La représentation d’États tiers est une tradition helvétique qui remonte à la guerre franco-prussienne de 1870-1871. La Confédération représentait alors à Paris les intérêts du Royaume de Bavière et du grand-duché de Bade. Durant la Seconde Guerre mondiale, le nombre de mandats de ce type s’élevait à plus de deux cents. «Ce n’est donc pas un hasard si les États recourent souvent aux services directs, indirects ou officieux de la Suisse pour trouver des moyens de dialoguer et trouver des solutions diplomatiques aux problèmes rencontrés», remarque Mohammad-Reza Djalili. Aujourd’hui, la Suisse représente également les intérêts russes en Géorgie (et réciproquement). Son mandat le plus important reste cependant la défense des intérêts américains en Iran.

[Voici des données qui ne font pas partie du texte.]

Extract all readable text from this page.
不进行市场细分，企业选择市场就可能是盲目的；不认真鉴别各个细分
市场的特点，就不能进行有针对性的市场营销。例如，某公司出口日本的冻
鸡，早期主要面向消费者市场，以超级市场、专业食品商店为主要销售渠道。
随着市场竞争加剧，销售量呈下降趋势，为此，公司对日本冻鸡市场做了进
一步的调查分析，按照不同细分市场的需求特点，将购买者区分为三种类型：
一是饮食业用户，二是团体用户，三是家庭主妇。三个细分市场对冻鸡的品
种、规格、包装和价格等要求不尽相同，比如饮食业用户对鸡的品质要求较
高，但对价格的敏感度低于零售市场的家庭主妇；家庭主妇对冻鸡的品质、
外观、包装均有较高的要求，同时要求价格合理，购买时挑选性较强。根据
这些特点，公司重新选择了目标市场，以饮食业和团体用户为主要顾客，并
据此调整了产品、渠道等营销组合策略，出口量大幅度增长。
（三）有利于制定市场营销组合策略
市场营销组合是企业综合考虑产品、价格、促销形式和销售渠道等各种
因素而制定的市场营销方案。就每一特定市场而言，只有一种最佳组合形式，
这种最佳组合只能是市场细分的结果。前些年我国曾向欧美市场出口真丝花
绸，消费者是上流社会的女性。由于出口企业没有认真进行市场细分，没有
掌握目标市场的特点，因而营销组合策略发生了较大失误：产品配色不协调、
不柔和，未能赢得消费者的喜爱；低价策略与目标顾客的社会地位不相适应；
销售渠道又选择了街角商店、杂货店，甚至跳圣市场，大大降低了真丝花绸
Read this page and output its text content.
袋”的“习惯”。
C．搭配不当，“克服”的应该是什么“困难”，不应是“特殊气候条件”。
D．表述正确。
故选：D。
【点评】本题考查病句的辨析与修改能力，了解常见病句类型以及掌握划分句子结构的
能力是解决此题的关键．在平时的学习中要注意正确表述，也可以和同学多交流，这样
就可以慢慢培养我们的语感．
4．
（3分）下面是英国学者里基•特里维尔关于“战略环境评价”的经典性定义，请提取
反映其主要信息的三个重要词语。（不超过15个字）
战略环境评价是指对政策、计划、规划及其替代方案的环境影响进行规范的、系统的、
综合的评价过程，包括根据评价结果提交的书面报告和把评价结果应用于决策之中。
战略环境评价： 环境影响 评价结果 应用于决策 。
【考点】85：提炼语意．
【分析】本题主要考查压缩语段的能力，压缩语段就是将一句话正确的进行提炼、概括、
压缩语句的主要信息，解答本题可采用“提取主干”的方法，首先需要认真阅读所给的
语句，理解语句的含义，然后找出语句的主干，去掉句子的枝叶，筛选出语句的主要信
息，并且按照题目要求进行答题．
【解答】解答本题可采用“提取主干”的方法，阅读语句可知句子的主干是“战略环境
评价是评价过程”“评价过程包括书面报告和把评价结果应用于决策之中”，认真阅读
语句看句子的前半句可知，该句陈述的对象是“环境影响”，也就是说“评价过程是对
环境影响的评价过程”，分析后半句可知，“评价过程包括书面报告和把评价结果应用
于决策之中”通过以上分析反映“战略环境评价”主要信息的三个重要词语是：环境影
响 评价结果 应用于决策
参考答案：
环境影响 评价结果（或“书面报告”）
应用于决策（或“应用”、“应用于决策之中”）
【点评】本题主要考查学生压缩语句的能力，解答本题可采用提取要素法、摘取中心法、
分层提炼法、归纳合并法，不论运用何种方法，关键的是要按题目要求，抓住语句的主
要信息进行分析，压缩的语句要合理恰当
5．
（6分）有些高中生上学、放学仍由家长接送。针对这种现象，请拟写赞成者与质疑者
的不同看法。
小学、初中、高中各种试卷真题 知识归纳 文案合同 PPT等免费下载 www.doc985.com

L’impact de celui-ci sur l’évolution des relations bilatérales entre Berne et Washington reste difficile à quantifier. Selon certains observateurs, le poids du mandat pourrait compter pour infléchir des décisions prises dans d’autres secteurs que la diplomatie. Tim Guldimann, cependant, tempère: «L’ambassadeur suisse à Téhéran a un accès privilégié au gouvernement américain, qui est très intéressé par son appréciation de la situation sur place. Mais cela ne signifie pas que les États-Unis sont plus cléments avec la Suisse grâce à ce mandat.» Son avis se vérifie notamment au niveau financier.

Le gouvernement américain s’est montré intransigeant envers les grandes banques helvétiques ces dernières années. À l’heure actuelle, celles-ci rechignent encore à effectuer des transferts monétaires en Iran. Le pays s’ouvre pourtant progressivement à l’étranger. Un accord commercial signé en 2005 a finalement été adopté en mars dernier par le Conseil national. Les exportations helvétiques vers le marché iranien, hors métaux précieux, ont quant à elles bondi de 24,7% à 294,9 millions de francs sur les sept premiers mois de 2017.